Traducción: Irene Saslavsy

1.ª edición: marzo 2011

© 2010 by Bastei Lübbe GmbH & Co. KG, Köln

© Ediciones B, S. A., 2011

Consell de Cent, 425-427 - 08009 Barcelona (España)

www.edicionesb.com

Printed in Spain

ISBN: 978-84-666-4672-7

Depósito legal: B. 2.042-2011

Impreso por LIBERDÚPLEX, S.L.U.

Ctra. BV 2249 Km 7,4 Polígono Torrentfondo

08791 - Sant Llorenç d'Hortons (Barcelona)

Para Simona

Esta novela es una obra de ficción. Cualquier parecido con empresas, instituciones y/o personas vivas o muertas se debe a la casualidad.

Respetables lectores:

Quisiera invitarlos personalmente a leer
La siembra,
mi primera novela de suspense.

Como novelista, me fascinan los destinos humanos. En este relato combino las dramáticas historias de los personajes con acontecimientos funestos que podrían amenazar al planeta y, por tanto, a toda la humanidad: industrias agroquímicas que crean semillas genéticamente modificadas y pretenden ejercer derechos de propiedad sobre éstas. Al mismo tiempo, producen herbicidas que envenenan todas las plantas, excepto las suyas. ¿Cuál es el resultado? ¿Y a quién «pertenecen» las plantas, los animales e incluso las personas? ¿Quizás a las empresas multinacionales? ¿Acaso la ingeniería genética ha sido convenientemente investigada y es muy segura, tal como intentan convencernos? ¿Es que un gen del lirio de los valles o de una araña introducido en una patata o en el maíz resulta realmente inofensivo?

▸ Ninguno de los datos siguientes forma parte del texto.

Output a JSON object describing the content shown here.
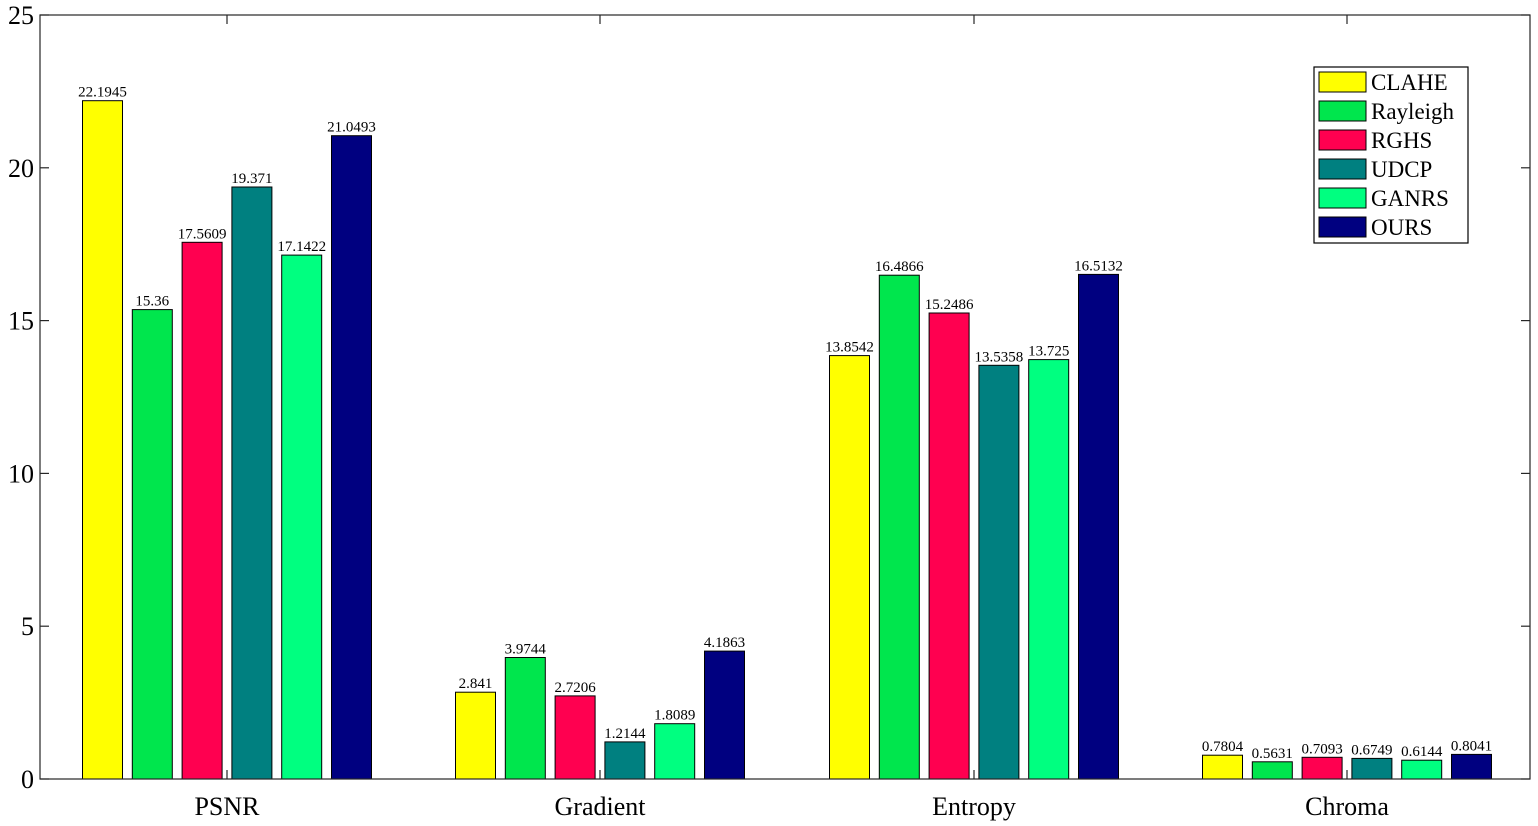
{
  "chart_data": {
    "type": "bar",
    "title": "",
    "xlabel": "",
    "ylabel": "",
    "ylim": [
      0,
      25
    ],
    "yticks": [
      0,
      5,
      10,
      15,
      20,
      25
    ],
    "grid": false,
    "legend_position": "top-right",
    "categories": [
      "PSNR",
      "Gradient",
      "Entropy",
      "Chroma"
    ],
    "series": [
      {
        "name": "CLAHE",
        "color": "#ffff00",
        "values": [
          22.1945,
          2.841,
          13.8542,
          0.7804
        ],
        "labels": [
          "22.1945",
          "2.841",
          "13.8542",
          "0.7804"
        ]
      },
      {
        "name": "Rayleigh",
        "color": "#00e64d",
        "values": [
          15.36,
          3.9744,
          16.4866,
          0.5631
        ],
        "labels": [
          "15.36",
          "3.9744",
          "16.4866",
          "0.5631"
        ]
      },
      {
        "name": "RGHS",
        "color": "#ff0050",
        "values": [
          17.5609,
          2.7206,
          15.2486,
          0.7093
        ],
        "labels": [
          "17.5609",
          "2.7206",
          "15.2486",
          "0.7093"
        ]
      },
      {
        "name": "UDCP",
        "color": "#008080",
        "values": [
          19.371,
          1.2144,
          13.5358,
          0.6749
        ],
        "labels": [
          "19.371",
          "1.2144",
          "13.5358",
          "0.6749"
        ]
      },
      {
        "name": "GANRS",
        "color": "#00ff80",
        "values": [
          17.1422,
          1.8089,
          13.725,
          0.6144
        ],
        "labels": [
          "17.1422",
          "1.8089",
          "13.725",
          "0.6144"
        ]
      },
      {
        "name": "OURS",
        "color": "#000080",
        "values": [
          21.0493,
          4.1863,
          16.5132,
          0.8041
        ],
        "labels": [
          "21.0493",
          "4.1863",
          "16.5132",
          "0.8041"
        ]
      }
    ]
  }
}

Mi novela trata de estas espinosas preguntas. Y de las personas que poseen el valor de buscar respuestas, incluso si han de enfrentarse a obstáculos aparentemente insuperables. ¿Cómo toman sus decisiones? ¿Se superan a sí mismas y traspasan límites o acaban por rendirse? ¿Lograrán imponerse a sus todopoderosos enemigos: las empresas y los científicos?

Los invito a acompañar al escritor Ethan Harris, mi protagonista, desde París hasta el ártico canadiense, pasando por Noruega y Gibraltar, en la búsqueda de los asesinos de su esposa Sylvie y los maquinadores de un diabólico complot.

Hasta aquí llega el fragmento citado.